1.3. Con il terzo motivo di ricorso, cosi rubricato: «Violazione e falsa applicazione di norme di diritto dell’art. 153, secondo comma, cod. proc. civ., in relazione all’art. 360, primo comma, n. 3, cod. proc. civ., che si traduce in omessa, contraddittoria ed illogica motivazione in ordine ad un punto decisivo della controversia, in relazione all’art. 360, primo comma, n. 5, cod. proc. civ.» la contribuente lamenta l’ error in iudicando e l’omesso esame di un fatto decisivo per il giudizio nella parte in cui, nella sentenza impugnata, la C.t.r. ha dichiarato inammissibile l’istanza di
rimessione in termini, non valutando che l’istanza era stata proposta anche con il ricorso introduttivo, oltre che in appello.

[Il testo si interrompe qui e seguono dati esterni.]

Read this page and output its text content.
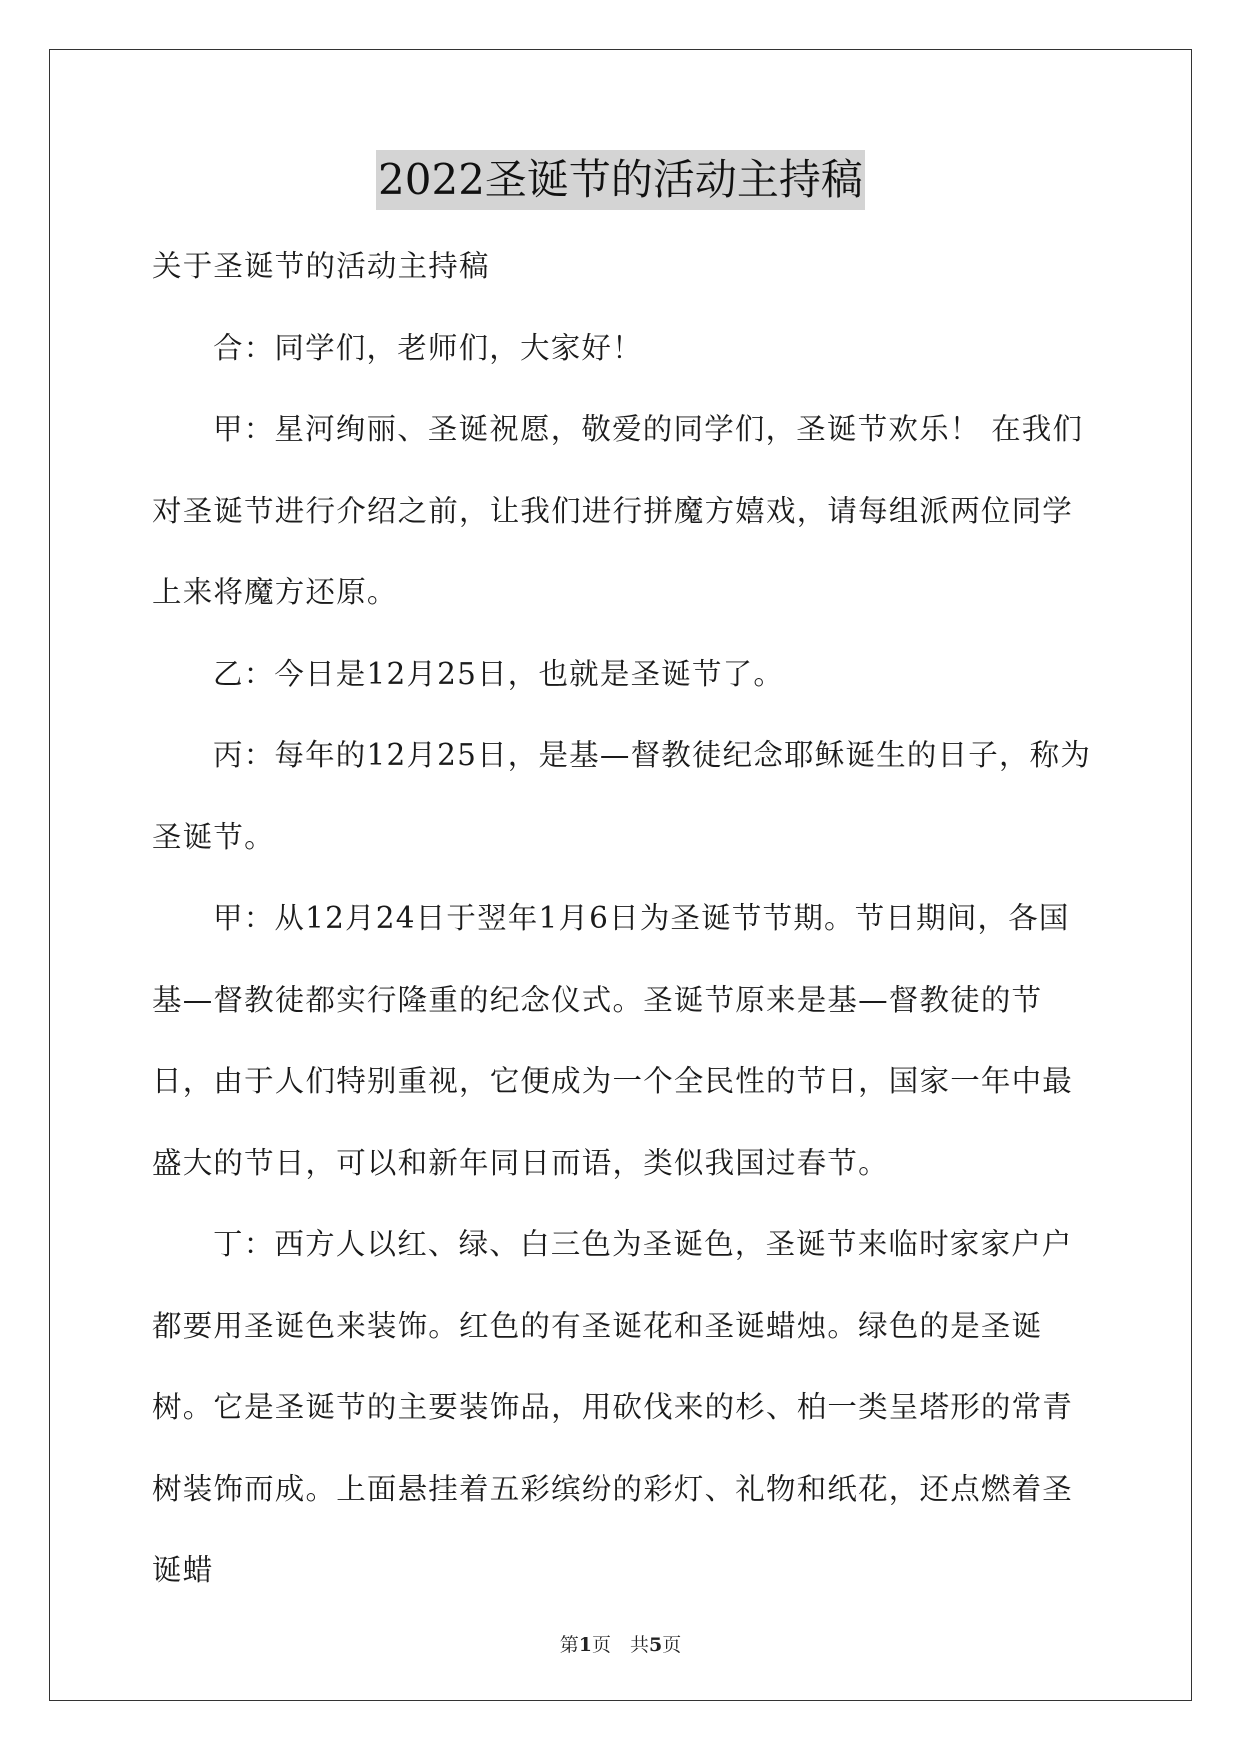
2022圣诞节的活动主持稿

关于圣诞节的活动主持稿

合：同学们，老师们，大家好！

甲：星河绚丽、圣诞祝愿，敬爱的同学们，圣诞节欢乐！ 在我们对圣诞节进行介绍之前，让我们进行拼魔方嬉戏，请每组派两位同学上来将魔方还原。

乙：今日是12月25日，也就是圣诞节了。

丙：每年的12月25日，是基—督教徒纪念耶稣诞生的日子，称为圣诞节。

甲：从12月24日于翌年1月6日为圣诞节节期。节日期间，各国基—督教徒都实行隆重的纪念仪式。圣诞节原来是基—督教徒的节日，由于人们特别重视，它便成为一个全民性的节日，国家一年中最盛大的节日，可以和新年同日而语，类似我国过春节。

丁：西方人以红、绿、白三色为圣诞色，圣诞节来临时家家户户都要用圣诞色来装饰。红色的有圣诞花和圣诞蜡烛。绿色的是圣诞树。它是圣诞节的主要装饰品，用砍伐来的杉、柏一类呈塔形的常青树装饰而成。上面悬挂着五彩缤纷的彩灯、礼物和纸花，还点燃着圣诞蜡

第1页　共5页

Preliminarmente, va disattesa la questione di legittimità costituzionale sollevata dalla ricorrente con riferimento all’art. 14 della legge 890/1982 siccome manifestatamente infondata ed irrilevante ai fini della decisione della controversia, in considerazione del comportamento di inerzia tenuto dalla contribuente.
Passando alla disamina dei motivi, il primo motivo è inammissibile.

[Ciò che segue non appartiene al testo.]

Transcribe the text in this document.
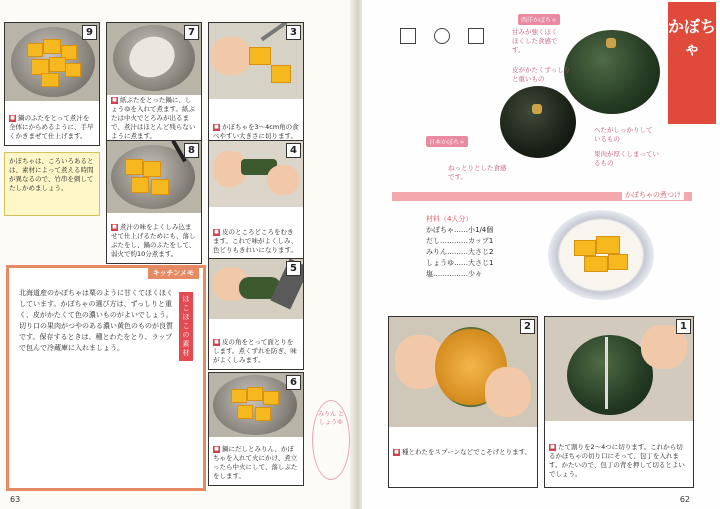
9
■ 鍋のふたをとって煮汁を全体にからめるように、手早くかきまぜて仕上げます。
7
■ 紙ぶたをとった鍋に、しょうゆを入れて煮ます。紙ぶたは中火でとろみが出るまで、煮汁はほとんど残らないように煮ます。
3
■ かぼちゃを3〜4cm角の食べやすい大きさに切ります。
かぼちゃは、ころいろあるとは、素材によって煮える時間が異なるので、竹串を刺してたしかめましょう。
8
■ 煮汁の味をよくしみ込ませて仕上げるためにも、落しぶたをし、鍋のふたをして、弱火で約10分煮ます。
4
■ 皮のところどころをむきます。これで味がよくしみ、色どりもきれいになります。
5
■ 皮の角をとって面とりをします。煮くずれを防ぎ、味がよくしみます。
6
■ 鍋にだしとみりん、かぼちゃを入れて火にかけ、煮立ったら中火にして、落しぶたをします。
キッチンメモ
ほこほこの素材
北海道産のかぼちゃは栗のように甘くてほくほくしています。かぼちゃの選び方は、ずっしりと重く、皮がかたくて色の濃いものがよいでしょう。切り口の果肉がつやのある濃い黄色のものが良質です。保存するときは、種とわたをとり、ラップで包んで冷蔵庫に入れましょう。
みりん と しょうゆ
63
かぼちゃ
西洋かぼちゃ
日本かぼちゃ
甘みが強くほくほくした食感です。
皮がかたくずっしりと重いもの
へたがしっかりしているもの
果肉が厚くしまっているもの
ねっとりとした食感です。
かぼちゃの煮つけ
材料（4人分）
かぼちゃ……小1/4個
だし…………カップ1
みりん………大さじ2
しょうゆ……大さじ1
塩……………少々
2
■ 種とわたをスプーンなどでこそげとります。
1
■ たて割りを2〜4つに切ります。これから切るかぼちゃの切り口にそって、包丁を入れます。かたいので、包丁の背を押して切るとよいでしょう。
62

Invero, nel corpo del motivo non viene indicato l’interesse alla trattazione riunita dei due ricorsi né il concreto pregiudizio derivato dalla trattazione separata.
Costituisce principio pacifico quello secondo cui l’interesse all’impugnazione -inteso quale manifestazione del generale principio dell’interesse ad agire e la cui assenza è rilevabile anche d’ufficio in ogni stato e grado del processo – deve essere individuato in un interesse giuridicamente tutelabile, identificabile nella concreta utilità derivante dalla rimozione della pronuncia censurata, non essendo sufficiente l’esistenza di un mero interesse astratto ad una più corretta soluzione di una questione giuridica (cass. 18/02/2020, n. 3991).

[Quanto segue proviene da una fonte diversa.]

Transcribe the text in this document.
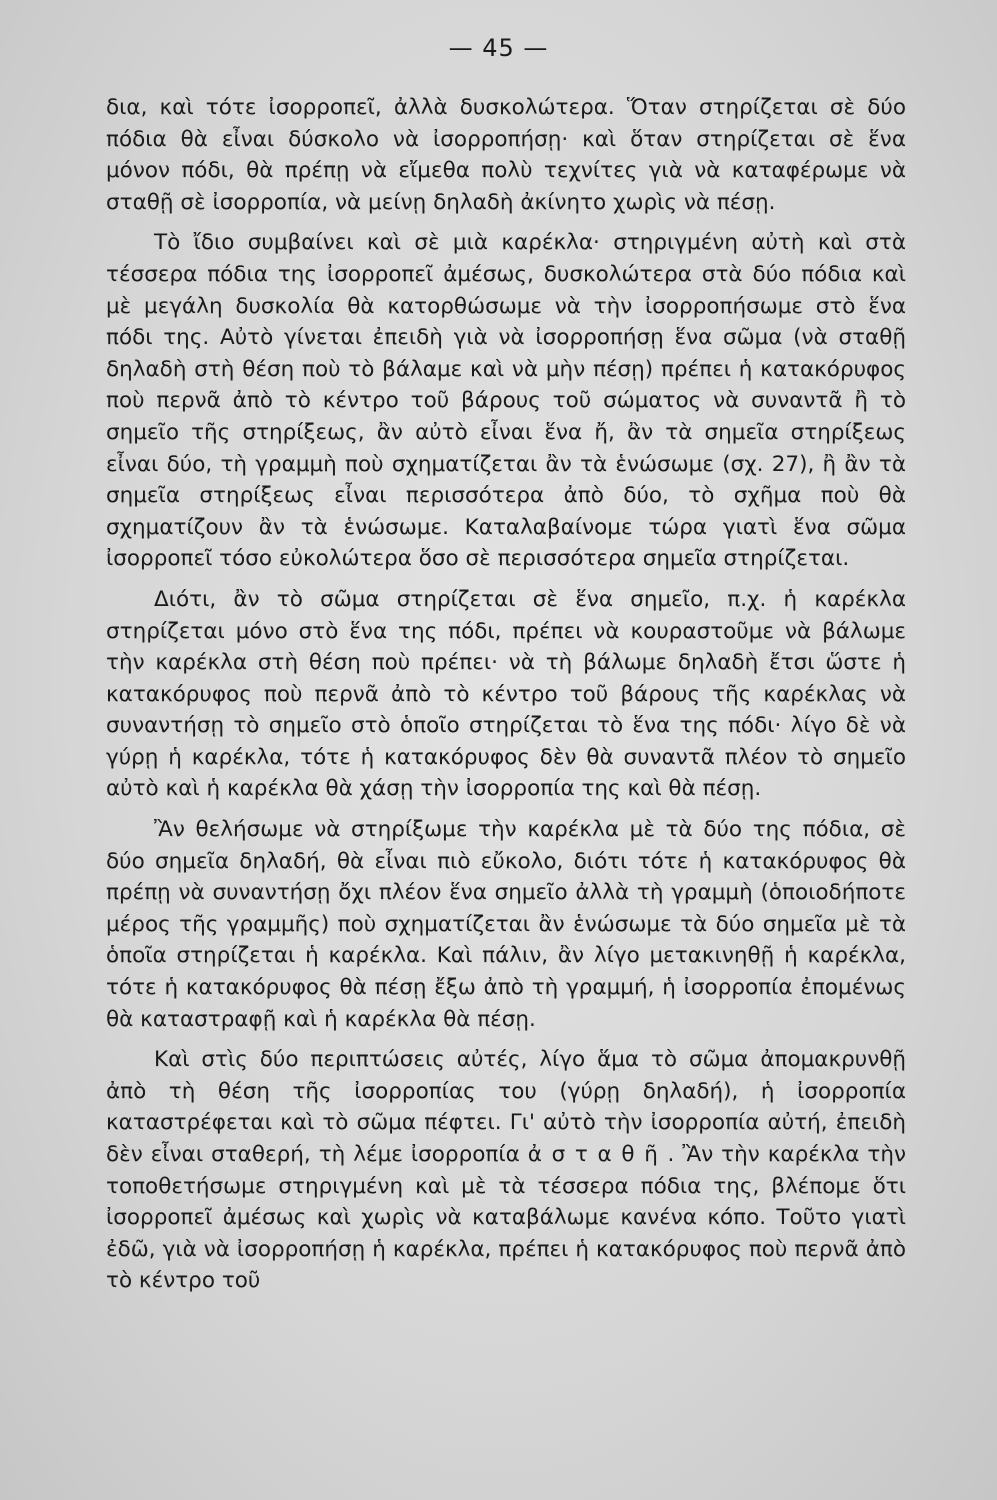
— 45 —

δια, καὶ τότε ἰσορροπεῖ, ἀλλὰ δυσκολώτερα. Ὅταν στηρίζεται σὲ δύο πόδια θὰ εἶναι δύσκολο νὰ ἰσορροπήσῃ· καὶ ὅταν στηρίζεται σὲ ἕνα μόνον πόδι, θὰ πρέπῃ νὰ εἴμεθα πολὺ τεχνίτες γιὰ νὰ καταφέρωμε νὰ σταθῇ σὲ ἰσορροπία, νὰ μείνῃ δηλαδὴ ἀκίνητο χωρὶς νὰ πέσῃ.

Τὸ ἴδιο συμβαίνει καὶ σὲ μιὰ καρέκλα· στηριγμένη αὐτὴ καὶ στὰ τέσσερα πόδια της ἰσορροπεῖ ἀμέσως, δυσκολώτερα στὰ δύο πόδια καὶ μὲ μεγάλη δυσκολία θὰ κατορθώσωμε νὰ τὴν ἰσορροπήσωμε στὸ ἕνα πόδι της. Αὐτὸ γίνεται ἐπειδὴ γιὰ νὰ ἰσορροπήσῃ ἕνα σῶμα (νὰ σταθῇ δηλαδὴ στὴ θέση ποὺ τὸ βάλαμε καὶ νὰ μὴν πέσῃ) πρέπει ἡ κατακόρυφος ποὺ περνᾶ ἀπὸ τὸ κέντρο τοῦ βάρους τοῦ σώματος νὰ συναντᾶ ἢ τὸ σημεῖο τῆς στηρίξεως, ἂν αὐτὸ εἶναι ἕνα ἤ, ἂν τὰ σημεῖα στηρίξεως εἶναι δύο, τὴ γραμμὴ ποὺ σχηματίζεται ἂν τὰ ἑνώσωμε (σχ. 27), ἢ ἂν τὰ σημεῖα στηρίξεως εἶναι περισσότερα ἀπὸ δύο, τὸ σχῆμα ποὺ θὰ σχηματίζουν ἂν τὰ ἑνώσωμε. Καταλαβαίνομε τώρα γιατὶ ἕνα σῶμα ἰσορροπεῖ τόσο εὐκολώτερα ὅσο σὲ περισσότερα σημεῖα στηρίζεται.

Διότι, ἂν τὸ σῶμα στηρίζεται σὲ ἕνα σημεῖο, π.χ. ἡ καρέκλα στηρίζεται μόνο στὸ ἕνα της πόδι, πρέπει νὰ κουραστοῦμε νὰ βάλωμε τὴν καρέκλα στὴ θέση ποὺ πρέπει· νὰ τὴ βάλωμε δηλαδὴ ἔτσι ὥστε ἡ κατακόρυφος ποὺ περνᾶ ἀπὸ τὸ κέντρο τοῦ βάρους τῆς καρέκλας νὰ συναντήσῃ τὸ σημεῖο στὸ ὁποῖο στηρίζεται τὸ ἕνα της πόδι· λίγο δὲ νὰ γύρῃ ἡ καρέκλα, τότε ἡ κατακόρυφος δὲν θὰ συναντᾶ πλέον τὸ σημεῖο αὐτὸ καὶ ἡ καρέκλα θὰ χάσῃ τὴν ἰσορροπία της καὶ θὰ πέσῃ.

Ἂν θελήσωμε νὰ στηρίξωμε τὴν καρέκλα μὲ τὰ δύο της πόδια, σὲ δύο σημεῖα δηλαδή, θὰ εἶναι πιὸ εὔκολο, διότι τότε ἡ κατακόρυφος θὰ πρέπῃ νὰ συναντήσῃ ὄχι πλέον ἕνα σημεῖο ἀλλὰ τὴ γραμμὴ (ὁποιοδήποτε μέρος τῆς γραμμῆς) ποὺ σχηματίζεται ἂν ἑνώσωμε τὰ δύο σημεῖα μὲ τὰ ὁποῖα στηρίζεται ἡ καρέκλα. Καὶ πάλιν, ἂν λίγο μετακινηθῇ ἡ καρέκλα, τότε ἡ κατακόρυφος θὰ πέσῃ ἔξω ἀπὸ τὴ γραμμή, ἡ ἰσορροπία ἐπομένως θὰ καταστραφῇ καὶ ἡ καρέκλα θὰ πέσῃ.

Καὶ στὶς δύο περιπτώσεις αὐτές, λίγο ἅμα τὸ σῶμα ἀπομακρυνθῇ ἀπὸ τὴ θέση τῆς ἰσορροπίας του (γύρῃ δηλαδή), ἡ ἰσορροπία καταστρέφεται καὶ τὸ σῶμα πέφτει. Γι' αὐτὸ τὴν ἰσορροπία αὐτή, ἐπειδὴ δὲν εἶναι σταθερή, τὴ λέμε ἰσορροπία ἀσταθῆ. Ἂν τὴν καρέκλα τὴν τοποθετήσωμε στηριγμένη καὶ μὲ τὰ τέσσερα πόδια της, βλέπομε ὅτι ἰσορροπεῖ ἀμέσως καὶ χωρὶς νὰ καταβάλωμε κανένα κόπο. Τοῦτο γιατὶ ἐδῶ, γιὰ νὰ ἰσορροπήσῃ ἡ καρέκλα, πρέπει ἡ κατακόρυφος ποὺ περνᾶ ἀπὸ τὸ κέντρο τοῦ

Il secondo ed il terzo motivo, da trattare congiuntamente per evidenti ragioni di connessione e per l’affinità delle critiche sollevate, sono inammissibili ed infondati.
4.1. Essi sono inammissibili nella parte in cui invocano il n. 5 dell’art. 360, primo comma, rilevando l’applicazione, nella fattispecie, della previsione di cui all’art. 348 ter ultimo comma c.p.c., così come riformulato dal d.l. 22/6/2012, n. 83 conv. nella legge 11/8/2012, n. 143 che, per l’ipotesi di cd. doppia conforme, avendo il giudice di appello confermato la sentenza di primo grado di rigetto del ricorso del contribuente, sulla base delle medesime
ragioni inerenti alle questioni di fatto a sostegno della sentenza di primo grado, preclude la deducibilità in sede di legittimità del vizio di cui al n. 5 dell’art. 360, primo comma cod. proc. civ. Tale nuova norma è sicuramente applicabile alla fattispecie in oggetto atteso che l’atto di appello è stato depositato in data 4 novembre 2016 e, quindi, ben oltre il trentesimo giorno successivo a quello di entrata in vigore della legge di conversione. Invero, la C.t.r., in merito alle doglianze della contribuente circa la disconoscenza assoluta degli inviti a comparire e degli avvisi di accertamento, ha reso una valutazione conforme a quella resa dal giudice di primo grado. Di poi, il ricorrente in cassazione per evitare l’inammissibilità del motivo di cui all’art. 360, n. 5, cod. proc. civ. (nel testo riformulato dall’art. 54, comma 3, del d.l. n. 83 cit. ed applicabile alle sentenze pubblicate dal giorno 11 settembre 2012) – deve indicare le ragioni di fatto poste a base, rispettivamente, della decisione di primo grado e della sentenza di rigetto dell’appello, dimostrando che esse sono tra loro diverse (Cass. 22/12/2016, n. 26774).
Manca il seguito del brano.